When it comes to financing a car purchase, there are a few things you should keep in mind. One of these is how often you’ll be hitting the open road for long road trips. If you love taking road trips and plan on doing a lot of them in the coming years, it might make sense to finance your car purchase over a longer period. This will allow you to keep your monthly payments low and still have plenty of money left over for gas, food, and lodging on your trips. Let’s see how you can finance a car over a longer-term and what you need to consider before doing so.
Get A Title Loan For Your Car Purchase
If you’re looking for fast cash and you have a car that’s paid off or nearly paid off, it might be worth considering getting a title loan. You can use your vehicle as collateral for this type of loan. If you live in Arizona and don’t know where to start, you can start by googling “Phoenix, AZ car title loan companies” to find a lender. As long as the car is in good shape and still has plenty of life left, lenders will give you up to $50k on it even if your vehicle’s value is much lower than that. This way, you won’t need to worry about whether or not your car can be financed over an extended term because it’ll already be taken care of.
How Much Money Is The Term Of Your Loan?
The first thing you need to consider when financing a longer-term is what your monthly payment will be. Since you’ll need to make payments for a much longer period, you can’t expect your monthly payment to be as low as it would’ve been if you decided to take out a shorter-term loan. While the term length plays a big role in determining your monthly payment, so does the APR that’s being applied.
Does The Loan’s Annual Percentage Rate Fit Your Budget?
In addition to considering what your monthly payment will be, it’s also important for you to consider whether or not the interest rate you’re being offered is something that fits within your budget. If it doesn’t, then this could hamper your ability to afford to go on road trips and take care of other expenses related to travel. Also, if you have high-interest rates on your car loan, you can expect to pay more in the long run.
Ask About Additional Fees And Rates
Before you agree to take out a longer-term car loan, make sure that you ask about additional fees and rates.
This way, you’ll know exactly what the total cost of borrowing money will be. Whether you end up getting approved for the loan or not, knowing all of the details will allow you to make a more informed decision about whether or not it’s worth going through with this type of financing option.

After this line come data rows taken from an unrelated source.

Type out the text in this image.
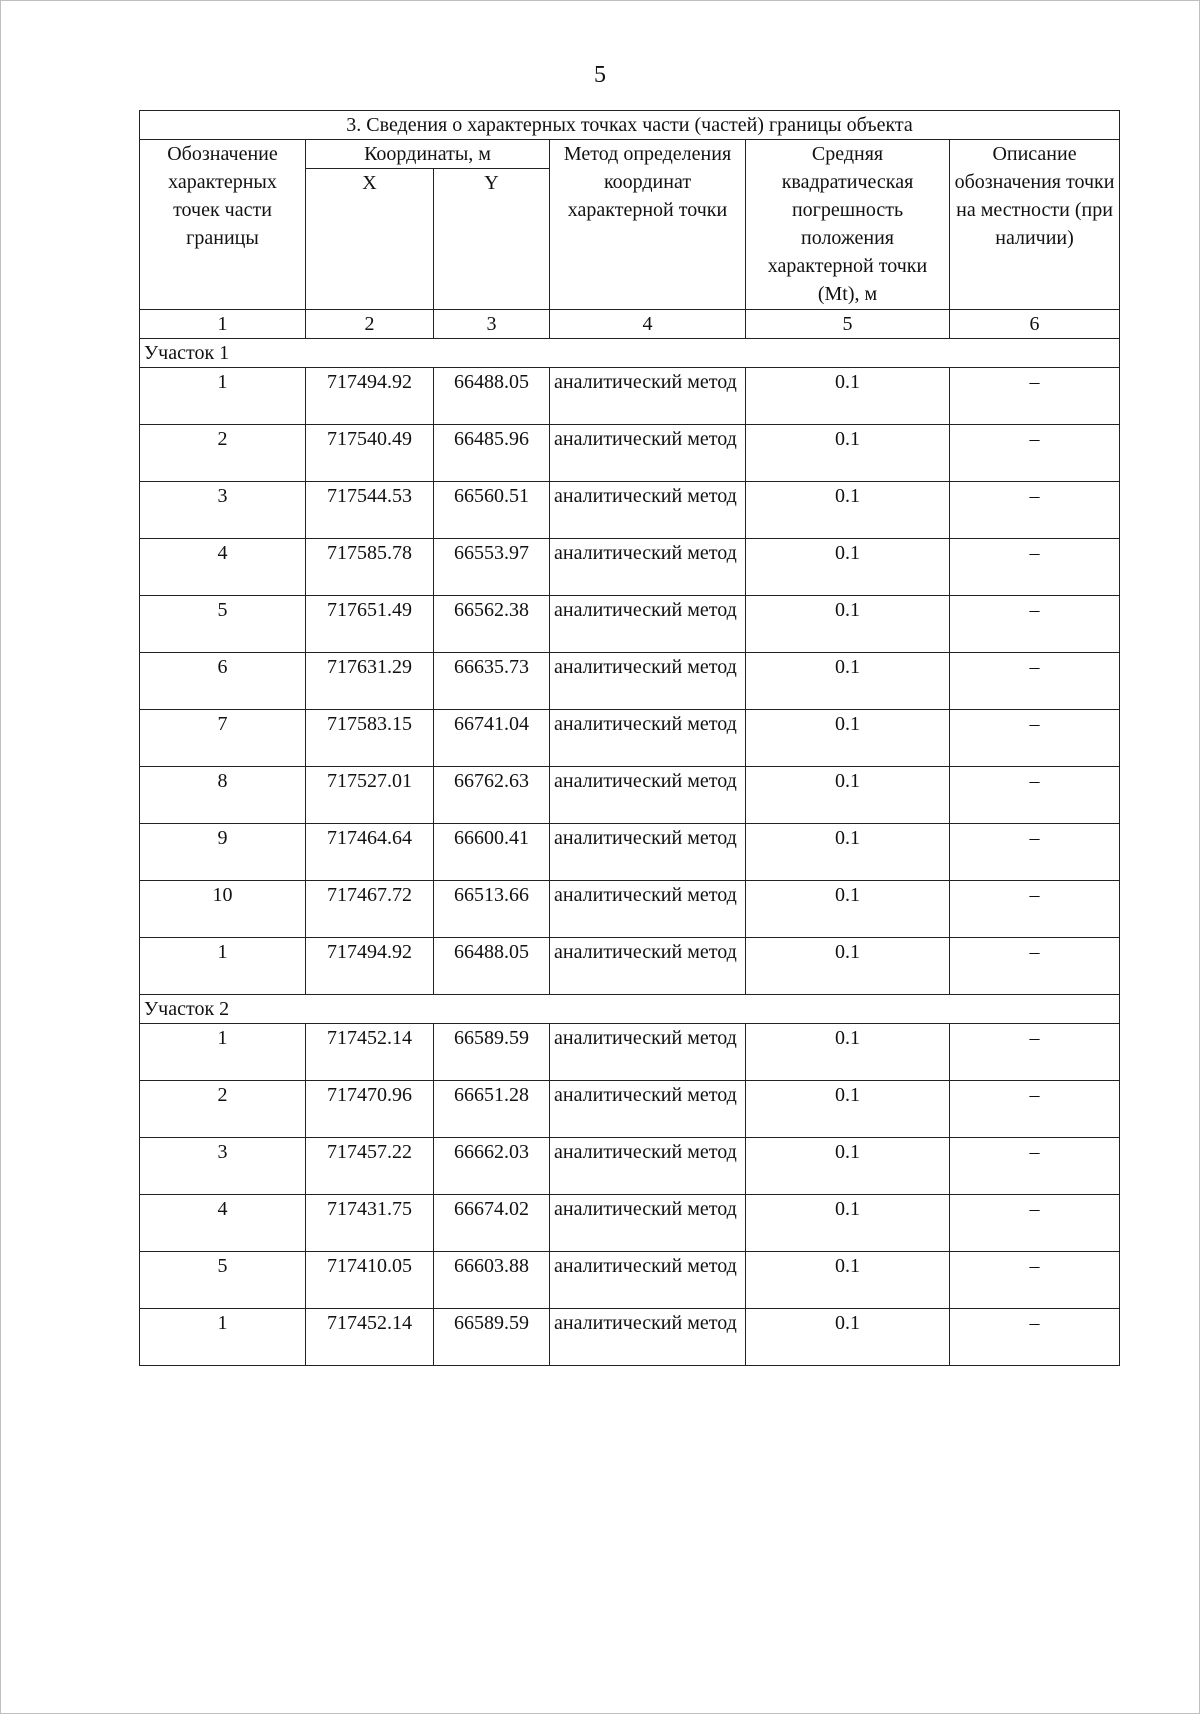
5
3. Сведения о характерных точках части (частей) границы объекта					
Обозначение характерных точек части границы	Координаты, м		Метод определения координат характерной точки	Средняя квадратическая погрешность положения характерной точки (Mt), м	Описание обозначения точки на местности (при наличии)
	X	Y			
1	2	3	4	5	6
Участок 1					
1	717494.92	66488.05	аналитический метод	0.1	–
2	717540.49	66485.96	аналитический метод	0.1	–
3	717544.53	66560.51	аналитический метод	0.1	–
4	717585.78	66553.97	аналитический метод	0.1	–
5	717651.49	66562.38	аналитический метод	0.1	–
6	717631.29	66635.73	аналитический метод	0.1	–
7	717583.15	66741.04	аналитический метод	0.1	–
8	717527.01	66762.63	аналитический метод	0.1	–
9	717464.64	66600.41	аналитический метод	0.1	–
10	717467.72	66513.66	аналитический метод	0.1	–
1	717494.92	66488.05	аналитический метод	0.1	–
Участок 2					
1	717452.14	66589.59	аналитический метод	0.1	–
2	717470.96	66651.28	аналитический метод	0.1	–
3	717457.22	66662.03	аналитический метод	0.1	–
4	717431.75	66674.02	аналитический метод	0.1	–
5	717410.05	66603.88	аналитический метод	0.1	–
1	717452.14	66589.59	аналитический метод	0.1	–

Longer Loan Terms = Smaller Monthly Payments & Extra Cash
One of the main benefits of financing your car purchase over a longer period is that it will allow you to keep your monthly payments low and leave yourself with more money for road trips. If you finance your purchase over a shorter duration, your monthly payment will be higher. This is because the total amount of money you’re borrowing needs to be paid off faster to accommodate for the shorter tenure. Rather than having high-interest rate loans on each credit card, getting an auto loan instead offers much lower interest rates as well as far fewer fees and costs associated with the transaction. So if you want to keep your monthly payments low and still have plenty of money left over for gas, food, and lodging on your trips, then financing a car purchase over a longer tenure is the best option.
Rates May Be Higher
Although financing a car purchase over a longer period will likely help you save money in the long run, there’s also another downside to consider: interest rates. If you choose to finance your car purchase over a longer-term, rates may be higher than if you were to finance your car purchase over a shorter duration. That means more out-of-pocket costs and potentially less overall savings as well should you decide to shop around with multiple lenders before signing on the dotted line. So while there are benefits to financing a car purchase over an extended period, this option may not be the best solution should you have bad credit or have trouble paying your bills on time.
Being aware of your monthly payment and interest rate before you sign on the dotted line is important because it allows you to avoid taking out a loan that will be too expensive for you. By doing this, you’ll be able to pay back the loan promptly without spending more than what’s affordable. You can ultimately keep yourself from getting stuck in debt while still enjoying the freedom of going on road trips whenever your heart desires.
Amanda Byers is a graduate of Columbia, where she played volleyball and annoyed a lot of professors. Now as Zobuz’s entertainment and Lifestyle Editor, she enjoys writing about delicious BBQ, outrageous style trends and all things Buzz worthy.